Is this theory of bottomless hierarchy, consistent?

I think we can find a model for this theory. Work in $\sf ZFA$ where we have an infinite set $A$ of all atoms (i.e., distinct empty objects) minus Regularity + there is a model $M$ of that theory that is countable, transitive, and not $\omega$-model.

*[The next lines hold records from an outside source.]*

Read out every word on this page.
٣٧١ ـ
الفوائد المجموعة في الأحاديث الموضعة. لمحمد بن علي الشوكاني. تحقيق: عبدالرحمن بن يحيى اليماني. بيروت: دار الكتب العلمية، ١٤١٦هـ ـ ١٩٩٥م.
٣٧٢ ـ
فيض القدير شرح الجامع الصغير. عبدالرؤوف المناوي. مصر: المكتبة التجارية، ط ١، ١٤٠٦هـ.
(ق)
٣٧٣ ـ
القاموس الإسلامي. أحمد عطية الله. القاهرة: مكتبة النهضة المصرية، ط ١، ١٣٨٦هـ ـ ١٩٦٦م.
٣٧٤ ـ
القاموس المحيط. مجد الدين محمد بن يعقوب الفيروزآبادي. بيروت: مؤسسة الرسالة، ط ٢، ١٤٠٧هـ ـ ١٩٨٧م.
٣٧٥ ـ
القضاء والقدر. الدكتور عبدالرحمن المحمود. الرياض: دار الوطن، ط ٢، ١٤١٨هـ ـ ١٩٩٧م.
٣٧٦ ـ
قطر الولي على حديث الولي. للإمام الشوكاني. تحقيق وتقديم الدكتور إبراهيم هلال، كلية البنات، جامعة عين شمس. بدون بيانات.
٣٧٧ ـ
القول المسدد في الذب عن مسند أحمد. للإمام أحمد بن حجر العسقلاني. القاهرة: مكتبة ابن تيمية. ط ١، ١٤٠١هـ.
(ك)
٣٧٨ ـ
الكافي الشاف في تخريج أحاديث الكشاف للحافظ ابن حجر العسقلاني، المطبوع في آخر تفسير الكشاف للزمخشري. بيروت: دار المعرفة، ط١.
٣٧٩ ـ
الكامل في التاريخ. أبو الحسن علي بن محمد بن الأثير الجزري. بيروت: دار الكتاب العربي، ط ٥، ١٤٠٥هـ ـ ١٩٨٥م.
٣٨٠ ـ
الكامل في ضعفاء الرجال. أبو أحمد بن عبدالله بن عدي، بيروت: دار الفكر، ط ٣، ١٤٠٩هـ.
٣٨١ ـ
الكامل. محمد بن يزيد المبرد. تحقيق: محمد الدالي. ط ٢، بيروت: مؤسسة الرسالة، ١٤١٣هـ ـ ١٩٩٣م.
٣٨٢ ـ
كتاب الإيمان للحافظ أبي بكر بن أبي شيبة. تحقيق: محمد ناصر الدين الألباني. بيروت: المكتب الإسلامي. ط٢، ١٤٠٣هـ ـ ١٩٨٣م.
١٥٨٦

So, we have $\in^M$ being $\in \restriction M$, and there are elements $n \in M$ which are not naturals externally speaking, but seen inside $M$ as naturals.

Build an iterative hierarchy inside $M$ over $A^M$, as:

$W^M_0= A^M \\ W^M_{{n+1}^M}= \mathcal P^M (W^M_{n^M}) \setminus \{\emptyset^M\}$

Where $n^M$ is an $M$-natural number.

Where $\emptyset^M$ is the empty set inside $M$; $A^M$ is the set of all atoms in $M$; and $\mathcal P^M(x)$ is the set in $M$ of all subsets of $x$ that are elements of $M$.

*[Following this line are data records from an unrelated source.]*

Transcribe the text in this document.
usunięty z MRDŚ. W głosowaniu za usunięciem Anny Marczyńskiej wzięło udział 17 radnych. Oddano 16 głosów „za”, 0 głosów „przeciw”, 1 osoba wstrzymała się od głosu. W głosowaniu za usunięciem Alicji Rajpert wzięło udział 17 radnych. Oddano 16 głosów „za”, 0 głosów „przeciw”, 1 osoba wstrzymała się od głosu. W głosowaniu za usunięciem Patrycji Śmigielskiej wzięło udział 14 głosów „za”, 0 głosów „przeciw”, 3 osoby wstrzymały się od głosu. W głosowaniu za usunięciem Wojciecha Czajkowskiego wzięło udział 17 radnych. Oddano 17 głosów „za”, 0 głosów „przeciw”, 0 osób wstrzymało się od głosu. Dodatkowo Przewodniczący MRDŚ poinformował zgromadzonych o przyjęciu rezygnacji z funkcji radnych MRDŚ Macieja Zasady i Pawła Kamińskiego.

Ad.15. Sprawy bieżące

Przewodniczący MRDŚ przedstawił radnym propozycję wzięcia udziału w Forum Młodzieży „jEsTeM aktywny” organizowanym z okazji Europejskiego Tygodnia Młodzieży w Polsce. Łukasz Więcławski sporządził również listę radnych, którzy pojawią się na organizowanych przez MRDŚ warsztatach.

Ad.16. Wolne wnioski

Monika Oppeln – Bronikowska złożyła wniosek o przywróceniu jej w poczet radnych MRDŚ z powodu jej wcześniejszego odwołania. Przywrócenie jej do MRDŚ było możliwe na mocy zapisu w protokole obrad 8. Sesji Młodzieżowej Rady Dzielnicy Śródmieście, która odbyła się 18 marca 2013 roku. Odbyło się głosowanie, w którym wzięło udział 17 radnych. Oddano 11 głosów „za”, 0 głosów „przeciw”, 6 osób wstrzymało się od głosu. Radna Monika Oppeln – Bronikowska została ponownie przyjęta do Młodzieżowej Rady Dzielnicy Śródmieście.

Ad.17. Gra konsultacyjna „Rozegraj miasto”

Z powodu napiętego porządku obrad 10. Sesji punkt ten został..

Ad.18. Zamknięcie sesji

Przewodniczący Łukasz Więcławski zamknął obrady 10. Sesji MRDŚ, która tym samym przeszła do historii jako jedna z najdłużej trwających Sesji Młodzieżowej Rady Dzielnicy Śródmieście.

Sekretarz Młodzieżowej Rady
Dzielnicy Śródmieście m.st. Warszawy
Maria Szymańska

This way for each positive $n$ we have all elements of $W^M_n$ being nonempty, and for each $n,m \in M$ if $n \neq m$ then $W^M_n;W^M_m$ are disjoint!

Now, let $W^M=\bigcup_{n \in \omega^M} W^M_n$. Now working form outside of $M$ we can see which $M$-naturals are standard and which are not. So, externally we define the set $\mathbb W = \bigcup_{n \in \mathbb N} W^M_n$, then cut it form $W^M$. That is, define $\mathbb W' = W^M \setminus \mathbb W$, and $\langle \mathbb W', \in \restriction \mathbb W'\rangle$ would be a model of this theory.

I don't think infinity is provable in this theory, where infinity is phrased as there exists a nonempty set $x$ and a relation $R$ on $x$ that is areflexive, and transitive, and such that for every $a \in x$ there is $b \in x$ such that $a \ R \ b$. Since we can have a similar construction but starting with $A$ having only two distinct elements. Thereby the theory would be consistent with Choice.